EP 2 052 447 B1 relates to a subsea switchgear apparatus.
Brief outline of the case
The patent was maintained in amended form and the opponent appealed.
The board held that the OD committed a SPV, set aside the decision, and remitted the case for further prosecution.
The SPV
The board considered that a SPV occurred as the decision did not address an objection which, at least potentially, could have changed the decision.
In the notice of opposition, the opponent raised an objection that the subject-matter of dependent claim 2 as granted, which is identical to claim 1 of the sole request in opposition and appeal, did not involve an IS in view of E8+E6.
The decision under appeal did not contain any reasoning and conclusion concerning this objection, be it explicit or implicit. Therefore the decision does not meet the requirements of R 111(2).
The board was aware that the OD informed the parties in the annex to the summons to OP of their preliminary opinion according to which the subject-matter of claim 1 of the sole request appeared to involve an IS in view of E8+E6. However, the final decision did not address all those objections.
The board could not discern any declaration or action by the opponent that could be taken to be an explicit or implicit abandonment of the objection of lack of IS over E8*E6.
In the board’s view, neither the minutes nor the decision under appeal contain any explicit declaration by the opponent to this effect. They also do not reflect any implicit abandonment.
Objections based on E1+E10 as well as E3+E10 were discussed during the OP..
For the board, the opponent merely followed, during the OP, the chairman’s conduct of the OP but did not implicitly abandon any or all further objections besides those discussed. The OD accepted only a discussion of inventive step starting from documents E1 or E3 as starting point.
Due to this fact, the opponent could not assume that the OD had implicitly dealt with the further objection based on E8+E6, by only accepting a single piece of prior art or only exclusively accepting E1 or E3 as the starting point for the assessment of IS.
Although the opponent declared at the end that he had “no further objections to raise“, the board noted that objections presented in writing do not need to be repeated at the OP in order for the deciding body to have an obligation to taken them into account in the final decision. The board referred to R 5/19, Reasons 3.6.
Therefore, the OD could not legitimately assume that the objection in question was abandoned. Rather in case of doubt it would have been incumbent on them to clarify the procedural situation.
Comments
In opposition no binding effect of the statement “no further objections to raise”
The decision is interesting in that it makes clear, that by declaring, at the end of the OP before an OD, the opponent had “no further objections to raise“, the opponent does not abandon any objection filed at the outset of the opposition procedure.
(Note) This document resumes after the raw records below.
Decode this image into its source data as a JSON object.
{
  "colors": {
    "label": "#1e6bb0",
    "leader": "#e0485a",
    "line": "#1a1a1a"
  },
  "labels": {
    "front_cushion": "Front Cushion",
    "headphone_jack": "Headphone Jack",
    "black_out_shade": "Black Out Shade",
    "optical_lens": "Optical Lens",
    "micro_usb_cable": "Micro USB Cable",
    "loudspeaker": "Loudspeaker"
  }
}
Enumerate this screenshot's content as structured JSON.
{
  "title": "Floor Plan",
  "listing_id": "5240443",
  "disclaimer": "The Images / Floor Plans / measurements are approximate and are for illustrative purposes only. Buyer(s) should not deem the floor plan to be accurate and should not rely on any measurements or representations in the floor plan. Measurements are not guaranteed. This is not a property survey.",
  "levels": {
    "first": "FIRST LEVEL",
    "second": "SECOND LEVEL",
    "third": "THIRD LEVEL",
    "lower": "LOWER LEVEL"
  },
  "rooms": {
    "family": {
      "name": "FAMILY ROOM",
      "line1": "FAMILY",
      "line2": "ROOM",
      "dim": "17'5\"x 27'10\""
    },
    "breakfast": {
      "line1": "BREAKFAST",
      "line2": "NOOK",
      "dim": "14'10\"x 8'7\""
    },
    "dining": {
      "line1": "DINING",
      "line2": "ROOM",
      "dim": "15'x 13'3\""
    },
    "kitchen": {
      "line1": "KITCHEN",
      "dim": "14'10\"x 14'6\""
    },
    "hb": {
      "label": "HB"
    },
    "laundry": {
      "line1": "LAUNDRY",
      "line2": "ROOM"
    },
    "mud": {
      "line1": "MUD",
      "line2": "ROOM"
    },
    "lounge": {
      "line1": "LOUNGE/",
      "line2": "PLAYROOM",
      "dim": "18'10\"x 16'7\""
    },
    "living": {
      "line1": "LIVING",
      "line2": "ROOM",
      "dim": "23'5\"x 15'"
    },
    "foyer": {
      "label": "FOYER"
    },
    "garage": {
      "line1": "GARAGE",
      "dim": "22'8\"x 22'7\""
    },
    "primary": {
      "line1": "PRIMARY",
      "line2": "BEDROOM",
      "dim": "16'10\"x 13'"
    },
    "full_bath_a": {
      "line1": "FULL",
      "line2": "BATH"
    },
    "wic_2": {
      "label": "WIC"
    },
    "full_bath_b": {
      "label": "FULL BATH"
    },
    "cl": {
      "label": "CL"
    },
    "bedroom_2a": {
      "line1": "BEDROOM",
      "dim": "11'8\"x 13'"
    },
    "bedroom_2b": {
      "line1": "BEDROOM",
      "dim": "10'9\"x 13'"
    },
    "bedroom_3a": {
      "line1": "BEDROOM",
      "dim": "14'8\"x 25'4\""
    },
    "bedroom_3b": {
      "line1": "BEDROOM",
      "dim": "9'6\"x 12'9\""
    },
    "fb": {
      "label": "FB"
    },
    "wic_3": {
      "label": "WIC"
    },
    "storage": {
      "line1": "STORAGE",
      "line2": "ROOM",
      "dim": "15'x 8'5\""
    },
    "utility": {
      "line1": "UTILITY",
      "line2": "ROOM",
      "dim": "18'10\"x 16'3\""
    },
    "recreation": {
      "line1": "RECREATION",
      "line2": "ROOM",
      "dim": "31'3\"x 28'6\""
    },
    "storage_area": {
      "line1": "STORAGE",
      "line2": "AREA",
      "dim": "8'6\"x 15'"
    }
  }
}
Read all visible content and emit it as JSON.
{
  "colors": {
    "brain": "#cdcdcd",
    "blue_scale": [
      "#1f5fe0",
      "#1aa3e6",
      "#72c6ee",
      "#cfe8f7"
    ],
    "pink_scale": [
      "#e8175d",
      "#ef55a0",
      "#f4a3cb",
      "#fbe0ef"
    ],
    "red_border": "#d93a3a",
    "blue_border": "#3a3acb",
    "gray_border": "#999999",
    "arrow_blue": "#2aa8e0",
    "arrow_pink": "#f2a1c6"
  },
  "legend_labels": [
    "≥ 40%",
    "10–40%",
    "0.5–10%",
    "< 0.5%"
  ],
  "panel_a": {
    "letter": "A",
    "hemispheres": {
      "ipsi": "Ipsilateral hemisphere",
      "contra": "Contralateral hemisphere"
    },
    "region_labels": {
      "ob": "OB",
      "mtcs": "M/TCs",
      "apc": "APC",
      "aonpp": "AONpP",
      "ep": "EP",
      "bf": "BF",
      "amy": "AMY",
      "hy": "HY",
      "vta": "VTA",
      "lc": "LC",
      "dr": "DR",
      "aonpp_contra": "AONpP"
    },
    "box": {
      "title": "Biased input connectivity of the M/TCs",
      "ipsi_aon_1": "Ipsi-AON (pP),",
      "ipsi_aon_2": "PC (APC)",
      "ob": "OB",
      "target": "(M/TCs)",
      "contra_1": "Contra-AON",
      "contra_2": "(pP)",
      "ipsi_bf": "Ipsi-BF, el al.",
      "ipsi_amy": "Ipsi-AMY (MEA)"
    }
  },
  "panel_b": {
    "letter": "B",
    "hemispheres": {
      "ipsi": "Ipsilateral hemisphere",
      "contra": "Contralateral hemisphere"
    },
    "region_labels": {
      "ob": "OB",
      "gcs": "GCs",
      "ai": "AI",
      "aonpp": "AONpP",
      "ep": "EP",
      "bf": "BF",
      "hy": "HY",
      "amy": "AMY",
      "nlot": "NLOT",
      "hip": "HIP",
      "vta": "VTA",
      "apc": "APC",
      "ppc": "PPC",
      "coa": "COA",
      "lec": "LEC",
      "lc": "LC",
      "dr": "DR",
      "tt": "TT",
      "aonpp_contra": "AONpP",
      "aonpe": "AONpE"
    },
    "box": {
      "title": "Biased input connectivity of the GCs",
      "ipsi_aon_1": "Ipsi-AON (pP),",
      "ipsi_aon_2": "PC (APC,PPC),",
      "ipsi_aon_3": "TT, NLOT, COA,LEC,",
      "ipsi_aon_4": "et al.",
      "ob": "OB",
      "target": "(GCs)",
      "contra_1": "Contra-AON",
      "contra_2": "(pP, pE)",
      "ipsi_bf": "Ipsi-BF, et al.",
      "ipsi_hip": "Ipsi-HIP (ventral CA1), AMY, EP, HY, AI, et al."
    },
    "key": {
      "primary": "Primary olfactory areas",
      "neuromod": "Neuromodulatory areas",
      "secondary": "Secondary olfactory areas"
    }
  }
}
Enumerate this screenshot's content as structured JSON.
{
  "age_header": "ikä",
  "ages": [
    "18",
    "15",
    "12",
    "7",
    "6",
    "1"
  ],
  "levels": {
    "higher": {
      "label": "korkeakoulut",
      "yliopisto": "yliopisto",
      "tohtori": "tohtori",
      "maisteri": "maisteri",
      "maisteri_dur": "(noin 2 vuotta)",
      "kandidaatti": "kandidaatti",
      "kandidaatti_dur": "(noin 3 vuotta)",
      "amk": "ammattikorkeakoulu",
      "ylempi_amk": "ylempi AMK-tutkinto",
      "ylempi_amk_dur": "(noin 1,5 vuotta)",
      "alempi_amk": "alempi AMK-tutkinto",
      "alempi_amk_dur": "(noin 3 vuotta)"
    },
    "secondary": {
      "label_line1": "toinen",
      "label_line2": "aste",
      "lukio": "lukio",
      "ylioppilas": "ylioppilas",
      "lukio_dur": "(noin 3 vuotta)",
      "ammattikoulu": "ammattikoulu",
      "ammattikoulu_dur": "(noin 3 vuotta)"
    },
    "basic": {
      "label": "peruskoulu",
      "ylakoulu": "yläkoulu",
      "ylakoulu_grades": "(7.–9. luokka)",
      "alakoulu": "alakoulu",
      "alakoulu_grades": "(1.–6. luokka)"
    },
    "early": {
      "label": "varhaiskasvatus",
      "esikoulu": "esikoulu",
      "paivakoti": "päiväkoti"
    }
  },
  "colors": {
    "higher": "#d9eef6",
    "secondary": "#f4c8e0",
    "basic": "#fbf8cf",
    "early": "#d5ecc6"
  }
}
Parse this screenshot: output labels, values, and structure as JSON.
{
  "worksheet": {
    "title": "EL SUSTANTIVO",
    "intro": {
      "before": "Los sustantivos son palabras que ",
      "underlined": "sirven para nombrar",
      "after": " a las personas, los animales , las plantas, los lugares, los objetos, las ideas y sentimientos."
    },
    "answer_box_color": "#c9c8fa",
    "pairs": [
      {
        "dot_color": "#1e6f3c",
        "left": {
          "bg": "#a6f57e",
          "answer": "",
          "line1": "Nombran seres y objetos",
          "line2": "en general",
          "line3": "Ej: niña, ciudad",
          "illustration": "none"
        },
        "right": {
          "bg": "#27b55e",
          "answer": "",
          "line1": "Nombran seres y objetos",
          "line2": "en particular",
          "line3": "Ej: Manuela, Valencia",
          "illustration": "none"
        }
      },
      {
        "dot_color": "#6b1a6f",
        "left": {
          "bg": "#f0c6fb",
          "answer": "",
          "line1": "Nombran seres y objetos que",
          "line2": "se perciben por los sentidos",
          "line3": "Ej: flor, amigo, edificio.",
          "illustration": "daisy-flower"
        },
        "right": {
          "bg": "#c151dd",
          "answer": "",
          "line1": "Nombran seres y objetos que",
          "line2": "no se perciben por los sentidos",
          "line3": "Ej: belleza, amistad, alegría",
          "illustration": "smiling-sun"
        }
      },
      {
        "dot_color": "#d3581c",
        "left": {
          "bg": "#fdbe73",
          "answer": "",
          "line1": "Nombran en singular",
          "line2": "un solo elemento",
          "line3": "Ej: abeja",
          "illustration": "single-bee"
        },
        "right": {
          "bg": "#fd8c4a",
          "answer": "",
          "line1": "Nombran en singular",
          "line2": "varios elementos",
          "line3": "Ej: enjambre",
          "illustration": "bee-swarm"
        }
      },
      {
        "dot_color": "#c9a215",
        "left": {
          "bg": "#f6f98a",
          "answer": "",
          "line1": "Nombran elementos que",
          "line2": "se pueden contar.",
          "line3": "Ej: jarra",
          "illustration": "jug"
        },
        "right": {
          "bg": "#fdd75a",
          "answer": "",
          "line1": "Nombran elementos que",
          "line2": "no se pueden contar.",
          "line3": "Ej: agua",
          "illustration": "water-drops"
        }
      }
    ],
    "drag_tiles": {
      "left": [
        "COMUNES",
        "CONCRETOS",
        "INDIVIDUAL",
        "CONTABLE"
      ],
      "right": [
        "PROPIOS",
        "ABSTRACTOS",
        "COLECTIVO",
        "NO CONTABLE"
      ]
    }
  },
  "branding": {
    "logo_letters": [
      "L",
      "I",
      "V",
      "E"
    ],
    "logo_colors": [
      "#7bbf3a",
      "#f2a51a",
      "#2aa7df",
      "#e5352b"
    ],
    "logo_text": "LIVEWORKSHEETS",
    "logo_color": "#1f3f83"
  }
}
The opponent is not obliged to ensure that the content of the grounds of opposition were discussed at the OP.
Duty of clarification of the OD
It would have been the duty of the OD to clarify the procedural situation before closing the OP. That the objection based on E8+E6 was commented in the annex to the summons can certainly not be considered as a decision on this objection.
In order to avoid any misunderstanding, the OD should always clarify the status of all previously filed requests before closing the OP, provided it was clear that some were abandoned and there are no reasons to suggest that a party’s intentions were not correctly understood, e.g. on account of subsequent actions and/or statements, see T 52/15.
In appeal binding effect of the statement “no further objections to raise”
In R 5/15, the EBA made a distinction between
- The consequences of the acknowledgement “no further objections to raise”. At the latest, when asked by the Chairman at the end of the OP for further requests or comments pursuant to R 106, the opponent’s representative should have complained, that document E13 had not yet been discussed in the proceedings and that the board had therefore prematurely communicated a result concerning the existence of inventive step. The absence of an objection under R106, then led to the corresponding ground of the petitioner not to be admissible.
- The consequence of the absence of taking into account some reasons raised by the opponent in its grounds of appeal. The failure to take into account the arguments in the grounds of appeal, led to a SPV by the board for which an objection under R 106 was not possible, as the non-consideration could only be ascertained from the decision.
On the one hand, the opponent is not obliged to ensure that the content of the grounds of appeal are discussed at the OP, when it can be assumed, that they would be discussed in the written reasons for the decision.
On the other hand, in appeal there is an obligation to raise an objection under R 106 before delivering the statement that there is “no further objection to raise” and the subsequent closure of the debate. If a party is of the opinion that a topic is still to be discussed in appeal, said party has to make this clear during the OP before declaring there is “no further objection to raise”.
General conclusion
Before a deciding body of the EPO, an opponent should only declare that it has “no further objection to raise”, after having clarified that no written objection has been abandoned and should be decided before the closure of the OP/debate, be it in first instance respectively in appeal. In appeal, the declaration “no further objection to raise” has direct consequences.